The first considers the loss of trust in science and expertise. The paper reflects on some specific approaches that academic research can adopt towards the common goal of producing reliable, reproducible and trustworthy scientific evidence. It also takes a normative stance by reaffirming the need for more articulated and context-sensitive standards of research integrity, greater and better inter-, multi- and transdisciplinary collaboration, re-adjustments in the evolving system of scientific publishing, and the importance of ethical guidance as a shaping asset for trustworthy research.
The second paper, Trust in Science and Changing Landscapes of Communication examines how the increasing use of social media and other digital transformations affect and challenge trust relations between science, media and society.

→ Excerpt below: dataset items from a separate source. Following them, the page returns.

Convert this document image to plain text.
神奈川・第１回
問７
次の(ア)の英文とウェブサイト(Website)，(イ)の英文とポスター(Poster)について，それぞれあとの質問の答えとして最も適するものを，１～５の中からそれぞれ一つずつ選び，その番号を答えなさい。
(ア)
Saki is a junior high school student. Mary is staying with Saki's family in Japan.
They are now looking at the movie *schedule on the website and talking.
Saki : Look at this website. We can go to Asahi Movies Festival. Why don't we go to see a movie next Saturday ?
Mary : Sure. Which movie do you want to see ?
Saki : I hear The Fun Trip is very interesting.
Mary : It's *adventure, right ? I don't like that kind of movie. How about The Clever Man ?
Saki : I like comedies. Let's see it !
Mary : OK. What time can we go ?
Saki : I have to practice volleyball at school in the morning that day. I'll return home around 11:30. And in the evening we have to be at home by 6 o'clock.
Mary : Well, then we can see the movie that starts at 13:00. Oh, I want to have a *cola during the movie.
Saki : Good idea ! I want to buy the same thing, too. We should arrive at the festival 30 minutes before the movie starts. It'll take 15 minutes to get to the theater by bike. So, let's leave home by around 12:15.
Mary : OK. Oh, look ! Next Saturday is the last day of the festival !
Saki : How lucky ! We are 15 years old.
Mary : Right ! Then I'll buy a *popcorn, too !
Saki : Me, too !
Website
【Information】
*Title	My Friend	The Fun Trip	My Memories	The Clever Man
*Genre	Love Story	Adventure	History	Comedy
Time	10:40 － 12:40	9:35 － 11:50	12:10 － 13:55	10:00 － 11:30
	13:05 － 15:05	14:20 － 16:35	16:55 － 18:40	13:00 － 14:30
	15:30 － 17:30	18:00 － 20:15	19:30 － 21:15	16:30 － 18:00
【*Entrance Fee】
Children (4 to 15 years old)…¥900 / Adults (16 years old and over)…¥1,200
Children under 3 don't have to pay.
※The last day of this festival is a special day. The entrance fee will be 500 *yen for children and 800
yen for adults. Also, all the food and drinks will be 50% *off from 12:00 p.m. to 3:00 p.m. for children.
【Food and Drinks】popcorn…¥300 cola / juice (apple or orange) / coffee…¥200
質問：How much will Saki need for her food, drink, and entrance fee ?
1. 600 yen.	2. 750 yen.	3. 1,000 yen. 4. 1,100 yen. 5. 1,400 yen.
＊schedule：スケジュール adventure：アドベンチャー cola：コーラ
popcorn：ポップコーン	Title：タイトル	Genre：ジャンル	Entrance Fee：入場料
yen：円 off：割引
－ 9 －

In response to these challenges, the paper discusses the development of new tools for fact-checking and quality control of scientific information online. The authors urge political leaders to back and value scientific methods and standards of research integrity, and support digital innovations to overcome threats to public reasoning and scientific discourse.
While the widespread use of social media as a source of information might lead to a ‘context collapse’ of information, reinforce people’s confirmation biases and ultimately push the polarisation of societal groups through so-called ‘echo-chambers’ and ‘filter-bubbles’, the paper warns about a growing corporatisation of communication, a lack of funding for quality science journalism, (geo-) political computational propaganda and disinformation campaigns, as well as an increasingly polarised political climate.
All these trends have substantial consequences for the communication of science and might threaten the core pillars of trust in science as well as media: integrity, transparency, autonomy and accountability. The paper proposes to develop new mechanisms for researchers, journalists and other communicators of research to safeguard and reinforce these pillars and counter a loss of trust and trustworthiness.